Ces mots impressionnèrent Charles Gagnon. Ils éveillèrent en lui un passé criminel, rouge de sang. Et quand Jeanne se leva du piano, l’esprit du jeune marchand — comme on l’appelait là-bas — était retourné à huit ans en arrière et remontait, comme dans une échelle, les années agitées de sa jeunesse.

Il prononçait un nom, il évoquait une date qui faisaient vibrer les fibres les plus intimes de son cœur : ce nom, cette date, c’était Jeanne Duval, c’était 1837.

— Avez-vous déjà entendu cette chanson demanda la jeune fille.

— Si, mais jamais avec autant d’expression.

Jeanne rougit et baissa la tête.

— N’est-ce pas, fit-elle, que les mots sont bien beaux… je ne puis m’empêcher d’être émue quand je les chante. Vous ne sauriez croire tous les souvenirs qu’ils éveillent en moi.

Les yeux du banquier se voilèrent et secouant la tête avec amertume, il répondit :

— Je le sais par expérience, hélas !

La fiancée du patriote était trop préoccupée de ses propres pensées pour remarquer les émotions auxquelles l’ami de son beau-frère était en proie.

Un silence suivit la dernière phrase du banquier.

Madame Braun était sortie du salon et les deux personnes étaient seules, ne sachant pas que la cause de leur trouble était le même passé.

Charles Gagnon pensa que le temps était propice pour faire sa demande.

S’approchant de Jeanne, il lui dit d’un air jovial :

— Je ne vous surprendrai pas, mademoiselle, en disant que je suis venu ce soir pour demander votre main.

— Ma main ! répondit la jeune fille sur le même ton, et en se redressant, ma main !

— Oui, mademoiselle… vous m’avez plu : mes visites assidues le prouvent… Je vous aime d’un amour qui…

— Monsieur de Courval, interrompit froidement Jeanne, en changeant subitement de ton, ignorez-vous que je suis engagée ?

— Les fiançailles ne s’étendent pas au-delà du tombeau.

— Vous voulez dire…

— Que celui que vous avez juré d’épouser n’est plus au nombre des vivants.

— Et qui vous le dit ?

— À vous comme à moi, mademoiselle, le bon sens.

— Dans ce cas-ci, permettez-moi de vous le dire, le bon sens n’est pas en accord avec l’expérience. N’arrive-t-il pas souvent que des voyageurs passent pour morts, durant cinq, dix, quinze ans et qu’ils reviennent un beau matin, gaillards comme avant, prendre le déjeuner en famille.

— Cela s’est vu, néanmoins, croyez-moi, le capitaine du Marie-Céleste n’est pas de ceux-là. Avant de demander votre main, j’ai étudié à fond son cas ; et sans vouloir vous affliger, humainement parlant, il est impossible que l’équipage de ce brick soit ailleurs qu’au fond de l’Atlantique…

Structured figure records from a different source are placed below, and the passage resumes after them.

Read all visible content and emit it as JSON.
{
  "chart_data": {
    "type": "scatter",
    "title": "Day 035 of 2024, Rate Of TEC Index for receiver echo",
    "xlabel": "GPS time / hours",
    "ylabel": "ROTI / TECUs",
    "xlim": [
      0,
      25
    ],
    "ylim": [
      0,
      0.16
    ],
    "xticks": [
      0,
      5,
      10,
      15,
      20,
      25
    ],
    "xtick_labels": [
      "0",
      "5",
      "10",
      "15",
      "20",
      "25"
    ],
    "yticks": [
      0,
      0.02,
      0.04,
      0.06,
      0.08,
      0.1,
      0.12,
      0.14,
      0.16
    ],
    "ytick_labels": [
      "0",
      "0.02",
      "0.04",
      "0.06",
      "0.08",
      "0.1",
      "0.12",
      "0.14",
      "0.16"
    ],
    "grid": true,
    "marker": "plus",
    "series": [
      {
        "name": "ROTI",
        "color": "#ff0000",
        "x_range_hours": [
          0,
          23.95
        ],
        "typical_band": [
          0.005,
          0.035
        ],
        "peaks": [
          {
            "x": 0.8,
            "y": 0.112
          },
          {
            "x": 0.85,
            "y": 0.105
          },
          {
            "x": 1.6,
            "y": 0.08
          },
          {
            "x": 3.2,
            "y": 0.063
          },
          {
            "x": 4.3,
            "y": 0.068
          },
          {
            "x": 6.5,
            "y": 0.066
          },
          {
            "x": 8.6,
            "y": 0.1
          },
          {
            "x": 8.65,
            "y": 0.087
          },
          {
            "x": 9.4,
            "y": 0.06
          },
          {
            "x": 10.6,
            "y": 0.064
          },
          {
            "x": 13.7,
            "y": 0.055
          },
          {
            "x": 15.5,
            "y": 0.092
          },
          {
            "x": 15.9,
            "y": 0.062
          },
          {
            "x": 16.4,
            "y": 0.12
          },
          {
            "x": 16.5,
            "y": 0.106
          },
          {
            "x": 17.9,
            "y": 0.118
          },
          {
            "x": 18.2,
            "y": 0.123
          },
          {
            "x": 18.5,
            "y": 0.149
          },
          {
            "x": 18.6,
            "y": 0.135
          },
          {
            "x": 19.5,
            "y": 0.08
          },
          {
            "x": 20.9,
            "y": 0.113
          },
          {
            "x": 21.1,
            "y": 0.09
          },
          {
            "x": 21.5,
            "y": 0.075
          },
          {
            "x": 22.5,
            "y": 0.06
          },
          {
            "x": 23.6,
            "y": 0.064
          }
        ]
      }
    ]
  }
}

Et il eut pu ajouter : « C’est moi-même qui ai fait jeter le capitaine à la mer, dans une mauvaise chaloupe, à deux cents lieues de toute côte. »

— Vous m’affligez profondément, répondit Jeanne, cependant vous n’affaiblissez pas l’espoir que je garde de revoir mon fiancé.

Elle s’arrêta un instant, puis continua d’une voix où se devinait l’émotion.

— N’insistez pas davantage. Il m’est cruel de vous refuser. Mais que diriez-vous d’une personne, qui, après s’être fiancée à vous, en épouserait une autre pour la simple raison qu’elle vous supposerait mort ! N’auriez-vous pas du mépris pour cette personne ?

— Si elle me pensait réellement mort, je lui pardonnerais.

— Je ne crois pas à la mort de Paul Turcotte. J’ai peut-être tort mais que voulez-vous, il est des voix intérieures qu’il est difficile de combattre.

— De grâce, mademoiselle Duval, ne brisez pas votre avenir !… Pourquoi vous condamner à vivre seule, avec le souvenir d’un homme, qui, je veux bien croire, fut charmant mais qui n’est plus ?… Nous regretterez cela tôt ou tard…

— Quand j’aurai acquis la certitude que Paul Turcotte, le capitaine du Marie-Céleste, n’est plus : s’il est trop tard pour me marier, je mettrai les murs d’un couvent entre le monde et moi, emportant dans le cloître un cœur brisé par la perversité d’un homme qui s’est fait le meurtrier de mon père, de ma mère, de mon fiancé, et de plusieurs autres personnes, dans le dessein de m’épouser, mais qui ne m’épousera jamais.

Le banquier eut une crispation de nerfs affreuse qu’il dissimula en plongeant la tête dans ses mains.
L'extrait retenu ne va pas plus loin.